Do colons require encoding in URI query parameters?

HolySamosa picture HolySamosa · Dec 5, 2012 · Viewed 14.5k times · Source

I've noticed that Java's UriBuilder isn't encoding the : characters included in my query parameter values (ISO 8601-formatted strings).

According to Wikipedia, it seems colon should be encoded.

In particular, encoding the query string uses the following rules:

  • Letters (A-Z and a-z), numbers (0-9) and the characters '.','-','~' and '_' are left as-is
  • SPACE is encoded as '+' or %20[citation needed]
  • All other characters are encoded as %FF hex representation with any non-ASCII characters first encoded as UTF-8 (or other specified encoding)

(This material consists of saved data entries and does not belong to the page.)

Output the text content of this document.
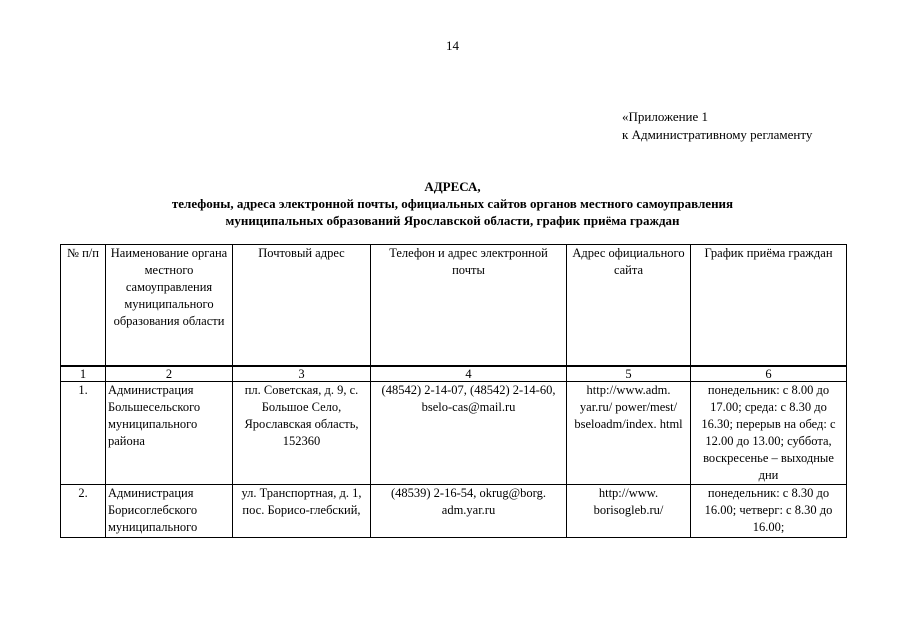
14
«Приложение 1
к Административному регламенту
АДРЕСА,
телефоны, адреса электронной почты, официальных сайтов органов местного самоуправления
муниципальных образований Ярославской области, график приёма граждан
№ п/п	Наименование органа местного самоуправления муниципального образования области	Почтовый адрес	Телефон и адрес электронной почты	Адрес официального сайта	График приёма граждан
1	2	3	4	5	6
1.	Администрация Большесельского муниципального района	пл. Советская, д. 9, с. Большое Село, Ярославская область, 152360	(48542) 2-14-07, (48542) 2-14-60, bselo-cas@mail.ru	http://www.adm. yar.ru/ power/mest/ bseloadm/index. html	понедельник: с 8.00 до 17.00; среда: с 8.30 до 16.30; перерыв на обед: с 12.00 до 13.00; суббота, воскресенье – выходные дни
2.	Администрация Борисоглебского муниципального	ул. Транспортная, д. 1, пос. Борисо-глебский,	(48539) 2-16-54, okrug@borg. adm.yar.ru	http://www. borisogleb.ru/	понедельник: с 8.30 до 16.00; четверг: с 8.30 до 16.00;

So, what's the deal? Should colons in query parameters be encoded or not?


Update:

I looked up the URI Syntax spec (RFC 3986) and it looks like encoding colons in query params really isn't necessary. Here's an excerpt from the ABNF for URI:

URI         = scheme ":" hier-part [ "?" query ] [ "#" fragment ]
query       = *( pchar / "/" / "?" )
pchar         = unreserved / pct-encoded / sub-delims / ":" / "@"
unreserved    = ALPHA / DIGIT / "-" / "." / "_" / "~"
pct-encoded   = "%" HEXDIG HEXDIG
sub-delims    = "!" / "$" / "&" / "'" / "(" / ")" / "*" / "+" / "," / ";" / "=

Answer

Enrico picture Enrico · Dec 5, 2012

Yes, they should be encoded in a query string. The correct encoding is %3A

However, I can understand why UriBuilder isn't encoding :. You don't want to encode the colon after the protocol (eg http:) or between the username and password (eg ftp://username:[email protected]) in an absolute URI.